Sustainable Smart Manufacturing: A Lifecycle Framework for AI-Enabled Industrial Transformation
Main article
Abstract
Smart Manufacturing (SM) has emerged as a paradigm-shifting response to the complexity, volatility, and sustainability demands facing global industry. Despite rapid progress in artificial intelligence (AI), the Industrial Internet of Things (IIoT), digital twins, and large language models, most manufacturing innovations remain siloed at the level of individual processes or functional units, with limited enterprise-wide coordination. This study addresses that fragmentation by proposing a unified four-layer lifecycle framework that maps AI-enabled capabilities across strategy and organization, product value chains, management support processes, and digital infrastructure. A systematic literature review of 120 peer-reviewed sources published between 2015 and 2026 is conducted following PRISMA guidelines, and the reviewed works are analysed across 14 thematic clusters.
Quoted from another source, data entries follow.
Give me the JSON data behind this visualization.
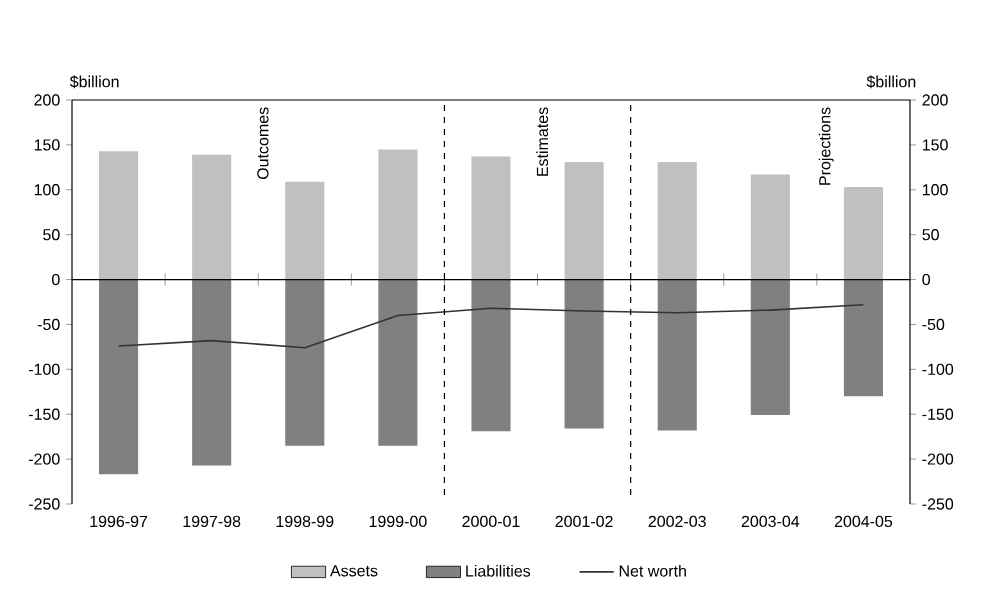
{
  "chart_data": {
    "type": "bar",
    "ylabel": "$billion",
    "y2label": "$billion",
    "categories": [
      "1996-97",
      "1997-98",
      "1998-99",
      "1999-00",
      "2000-01",
      "2001-02",
      "2002-03",
      "2003-04",
      "2004-05"
    ],
    "series": [
      {
        "name": "Assets",
        "color": "#c0c0c0",
        "values": [
          143,
          139,
          109,
          145,
          137,
          131,
          131,
          117,
          103
        ]
      },
      {
        "name": "Liabilities",
        "color": "#808080",
        "values": [
          -217,
          -207,
          -185,
          -185,
          -169,
          -166,
          -168,
          -151,
          -130
        ]
      },
      {
        "name": "Net worth",
        "type": "line",
        "color": "#333333",
        "values": [
          -74,
          -68,
          -76,
          -40,
          -32,
          -35,
          -37,
          -34,
          -28
        ]
      }
    ],
    "ylim": [
      -250,
      200
    ],
    "yticks": [
      -250,
      -200,
      -150,
      -100,
      -50,
      0,
      50,
      100,
      150,
      200
    ],
    "y2lim": [
      -250,
      200
    ],
    "y2ticks": [
      -250,
      -200,
      -150,
      -100,
      -50,
      0,
      50,
      100,
      150,
      200
    ],
    "stacked": true,
    "annotations": [
      "Outcomes",
      "Estimates",
      "Projections"
    ],
    "grid": false,
    "legend": "bottom"
  }
}
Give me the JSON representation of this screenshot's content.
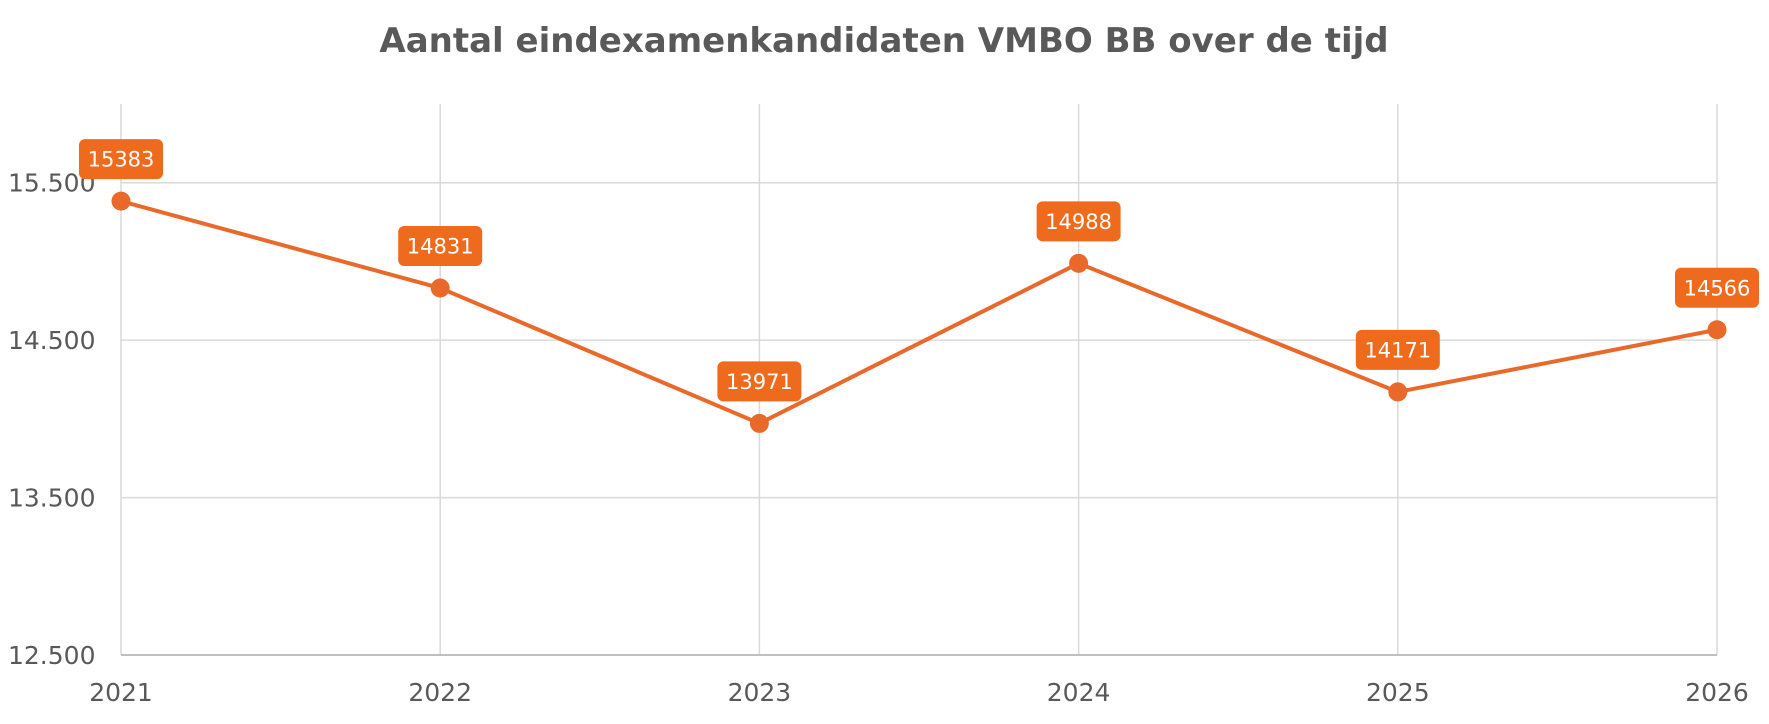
{
  "chart_data": {
    "type": "line",
    "title": "Aantal eindexamenkandidaten VMBO BB over de tijd",
    "xlabel": "",
    "ylabel": "",
    "categories": [
      "2021",
      "2022",
      "2023",
      "2024",
      "2025",
      "2026"
    ],
    "series": [
      {
        "values": [
          15383,
          14831,
          13971,
          14988,
          14171,
          14566
        ],
        "data_labels": [
          "15383",
          "14831",
          "13971",
          "14988",
          "14171",
          "14566"
        ]
      }
    ],
    "ylim": [
      12500,
      16000
    ],
    "y_ticks": [
      12500,
      13500,
      14500,
      15500
    ],
    "y_tick_labels": [
      "12.500",
      "13.500",
      "14.500",
      "15.500"
    ],
    "grid": true,
    "legend": "none",
    "colors": {
      "series": "#E8692A",
      "label_fill": "#EE6A1C",
      "grid": "#D9D9D9",
      "text": "#595959"
    }
  }
}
The evidence shows that value-chain intelligence has matured considerably, but strategic alignment, closed-loop data integration, and sustainability-oriented capability development remain comparatively underdeveloped. The paper advances an actionable five-stage transformation roadmap and discusses policy implications for enterprises operating in emerging economies. The framework contributes to both the theoretical consolidation of SM research and the practical orchestration of sustainable digital transformation.